Ines of my Soul
By Isabel Allende Fourth Estate, 22.99, 313pps
WHEN well-established writers want to test themselves by doing something a little more ambitious, historical fiction seems to be the first place they turn. It worked for Colm Toibin with The Master but whether it will work for Isabel Allende with this her 12th book is not so certain.
Ines of my Soul tells the story of Ines Suarez, a real historical figure (Dona Ines Suarez, 1507. . .1580) who took part in the founding of Chile. The story is told in the first person by Ines, now an old woman looking back on her eventful life.
Having spent her childhood in Spain, brought up in the knowledge that she would never marry because her family were too poor to afford a dowry for her, she faced a life of tatting. Then she met Juan and rumours spread that she was doing dark things in dark corners, which left her family no choice but to allow her to marry before she disgraced them.
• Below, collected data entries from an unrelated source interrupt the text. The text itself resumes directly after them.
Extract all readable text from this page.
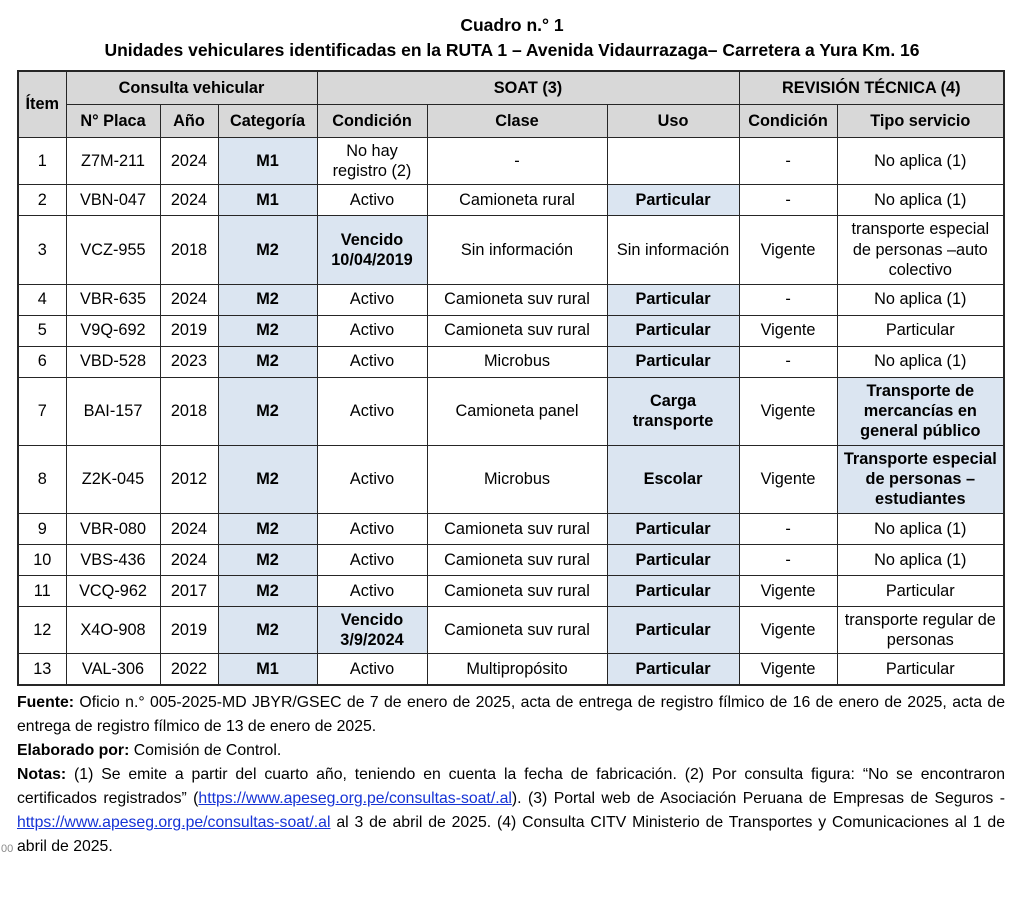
Cuadro n.° 1
Unidades vehiculares identificadas en la RUTA 1 – Avenida Vidaurrazaga– Carretera a Yura Km. 16
Ítem	Consulta vehicular			SOAT (3)			REVISIÓN TÉCNICA (4)	
	N° Placa	Año	Categoría	Condición	Clase	Uso	Condición	Tipo servicio
1	Z7M-211	2024	M1	No hay registro (2)	-		-	No aplica (1)
2	VBN-047	2024	M1	Activo	Camioneta rural	Particular	-	No aplica (1)
3	VCZ-955	2018	M2	Vencido 10/04/2019	Sin información	Sin información	Vigente	transporte especial de personas –auto colectivo
4	VBR-635	2024	M2	Activo	Camioneta suv rural	Particular	-	No aplica (1)
5	V9Q-692	2019	M2	Activo	Camioneta suv rural	Particular	Vigente	Particular
6	VBD-528	2023	M2	Activo	Microbus	Particular	-	No aplica (1)
7	BAI-157	2018	M2	Activo	Camioneta panel	Carga transporte	Vigente	Transporte de mercancías en general público
8	Z2K-045	2012	M2	Activo	Microbus	Escolar	Vigente	Transporte especial de personas – estudiantes
9	VBR-080	2024	M2	Activo	Camioneta suv rural	Particular	-	No aplica (1)
10	VBS-436	2024	M2	Activo	Camioneta suv rural	Particular	-	No aplica (1)
11	VCQ-962	2017	M2	Activo	Camioneta suv rural	Particular	Vigente	Particular
12	X4O-908	2019	M2	Vencido 3/9/2024	Camioneta suv rural	Particular	Vigente	transporte regular de personas
13	VAL-306	2022	M1	Activo	Multipropósito	Particular	Vigente	Particular

Fuente: Oficio n.° 005-2025-MD JBYR/GSEC de 7 de enero de 2025, acta de entrega de registro fílmico de 16 de enero de 2025, acta de entrega de registro fílmico de 13 de enero de 2025.

Elaborado por: Comisión de Control.

Notas: (1) Se emite a partir del cuarto año, teniendo en cuenta la fecha de fabricación. (2) Por consulta figura: “No se encontraron certificados registrados” (https://www.apeseg.org.pe/consultas-soat/.al). (3) Portal web de Asociación Peruana de Empresas de Seguros - https://www.apeseg.org.pe/consultas-soat/.al al 3 de abril de 2025. (4) Consulta CITV Ministerio de Transportes y Comunicaciones al 1 de abril de 2025.

00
When Juan disappears to the New World, Ines follows him but ends up embarking on a passionate affair with the conqueror Don Pedro de Valdivia.
It can be risky to take a real person from history and dress them up in your own thoughts and feelings. It is clear that Allende greatly admires her protagonist, who is painted as a passionate and heroic figure and on this level this is not only a historical work but a feminist tribute to a woman who, as Allende writes in her author's note, has been "nearly ignored by historians for more than 400 years".
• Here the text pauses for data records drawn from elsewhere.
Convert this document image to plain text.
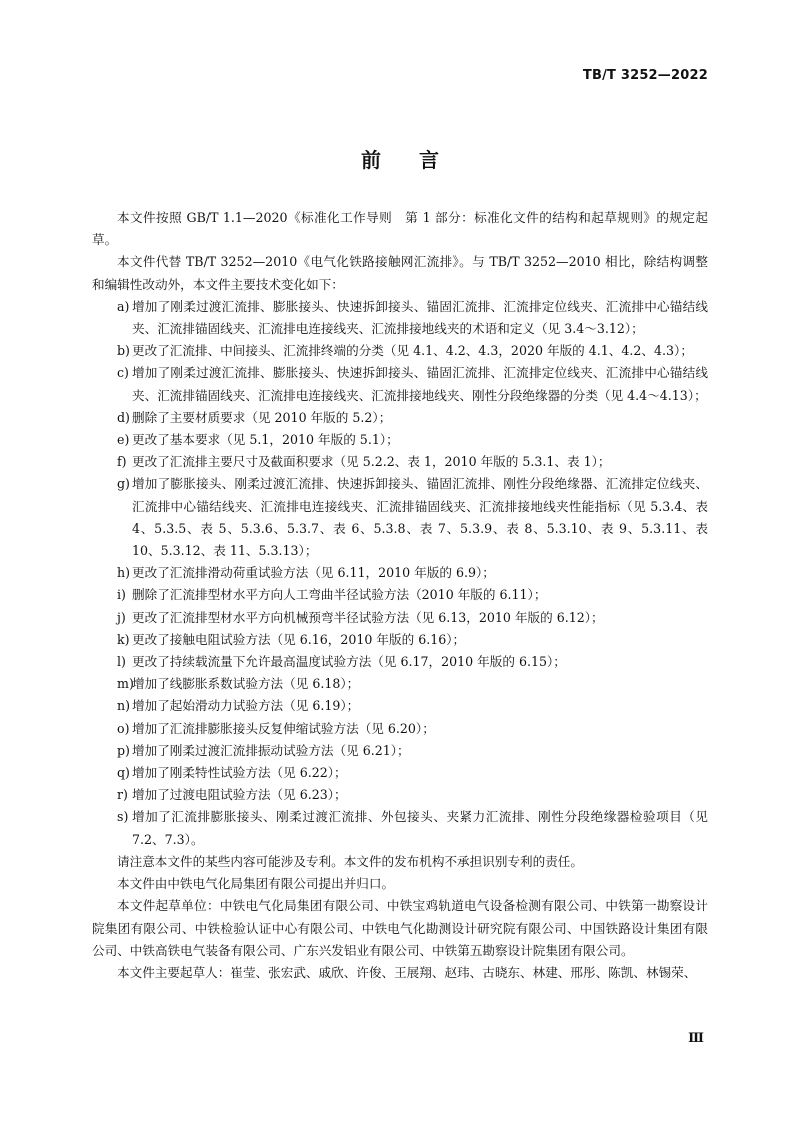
TB/T 3252—2022
前言

本文件按照 GB/T 1.1—2020《标准化工作导则　第 1 部分：标准化文件的结构和起草规则》的规定起草。

本文件代替 TB/T 3252—2010《电气化铁路接触网汇流排》。与 TB/T 3252—2010 相比，除结构调整和编辑性改动外，本文件主要技术变化如下：

a) 增加了刚柔过渡汇流排、膨胀接头、快速拆卸接头、锚固汇流排、汇流排定位线夹、汇流排中心锚结线夹、汇流排锚固线夹、汇流排电连接线夹、汇流排接地线夹的术语和定义（见 3.4～3.12）；
b) 更改了汇流排、中间接头、汇流排终端的分类（见 4.1、4.2、4.3，2020 年版的 4.1、4.2、4.3）；
c) 增加了刚柔过渡汇流排、膨胀接头、快速拆卸接头、锚固汇流排、汇流排定位线夹、汇流排中心锚结线夹、汇流排锚固线夹、汇流排电连接线夹、汇流排接地线夹、刚性分段绝缘器的分类（见 4.4～4.13）；
d) 删除了主要材质要求（见 2010 年版的 5.2）；
e) 更改了基本要求（见 5.1，2010 年版的 5.1）；
f) 更改了汇流排主要尺寸及截面积要求（见 5.2.2、表 1，2010 年版的 5.3.1、表 1）；
g) 增加了膨胀接头、刚柔过渡汇流排、快速拆卸接头、锚固汇流排、刚性分段绝缘器、汇流排定位线夹、汇流排中心锚结线夹、汇流排电连接线夹、汇流排锚固线夹、汇流排接地线夹性能指标（见 5.3.4、表 4、5.3.5、表 5、5.3.6、5.3.7、表 6、5.3.8、表 7、5.3.9、表 8、5.3.10、表 9、5.3.11、表 10、5.3.12、表 11、5.3.13）；
h) 更改了汇流排滑动荷重试验方法（见 6.11，2010 年版的 6.9）；
i) 删除了汇流排型材水平方向人工弯曲半径试验方法（2010 年版的 6.11）；
j) 更改了汇流排型材水平方向机械预弯半径试验方法（见 6.13，2010 年版的 6.12）；
k) 更改了接触电阻试验方法（见 6.16，2010 年版的 6.16）；
l) 更改了持续载流量下允许最高温度试验方法（见 6.17，2010 年版的 6.15）；
m)
增加了线膨胀系数试验方法（见 6.18）；
n) 增加了起始滑动力试验方法（见 6.19）；
o) 增加了汇流排膨胀接头反复伸缩试验方法（见 6.20）；
p) 增加了刚柔过渡汇流排振动试验方法（见 6.21）；
q) 增加了刚柔特性试验方法（见 6.22）；
r) 增加了过渡电阻试验方法（见 6.23）；
s) 增加了汇流排膨胀接头、刚柔过渡汇流排、外包接头、夹紧力汇流排、刚性分段绝缘器检验项目（见 7.2、7.3）。

请注意本文件的某些内容可能涉及专利。本文件的发布机构不承担识别专利的责任。

本文件由中铁电气化局集团有限公司提出并归口。

本文件起草单位：中铁电气化局集团有限公司、中铁宝鸡轨道电气设备检测有限公司、中铁第一勘察设计院集团有限公司、中铁检验认证中心有限公司、中铁电气化勘测设计研究院有限公司、中国铁路设计集团有限公司、中铁高铁电气装备有限公司、广东兴发铝业有限公司、中铁第五勘察设计院集团有限公司。

本文件主要起草人：崔莹、张宏武、戚欣、许俊、王展翔、赵玮、古晓东、林建、邢彤、陈凯、林锡荣、

Ⅲ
The first 100 pages of Ines of my Soul are quite dense, packed with historical detail setting the background.
Allende has been respectful to history, perhaps a little too much so because the book has a restrained, conservative tone that often does not match with the passion exhibited by its protagonist.
The subject matter of war, cannibalism, love, lust and greed is naturally enthralling, but the detailed passages on gruesome conquests and bloody war tend to drag on and read more like passages from a history book than as part of a fluid story. There is a sense of compromise here, of Allende deferring to history above all.
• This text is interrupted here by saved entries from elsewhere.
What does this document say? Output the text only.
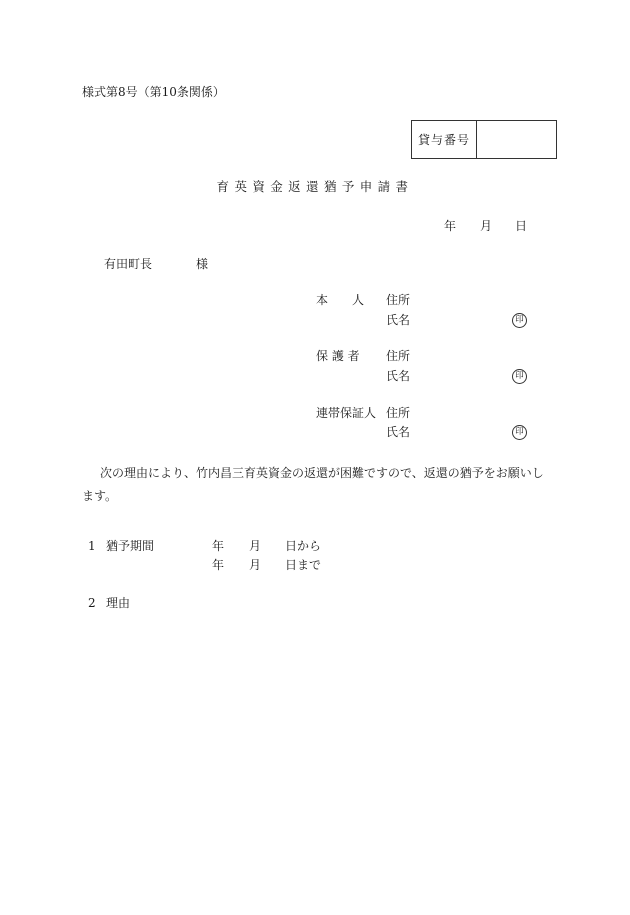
様式第8号（第10条関係）
貸与番号
育英資金返還猶予申請書
年 月 日
有田町長	様
本　　人 住所
氏名	印
保 護 者 住所
氏名	印
連帯保証人 住所
氏名	印
次の理由により、竹内昌三育英資金の返還が困難ですので、返還の猶予をお願いします。
1 猶予期間	年 月 日から
年 月 日まで
2 理由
There is no questioning Allende's talent.
She is an impressive writer and a wonderful storyteller with an unusual ability to absorb the reader. But when her style is constrained by the necessary historical minutiae of ancient wars and civilizations, the story feels a little fettered, its flow not as strident as it should be.
Still, when Allende gets into her stride, there is no bettering her and the reader can bask in the feeling of being told a good, oldfashioned story by a master storyteller. If Allende was less reverent to history, and more loyal to her storytelling, this would have been a better book.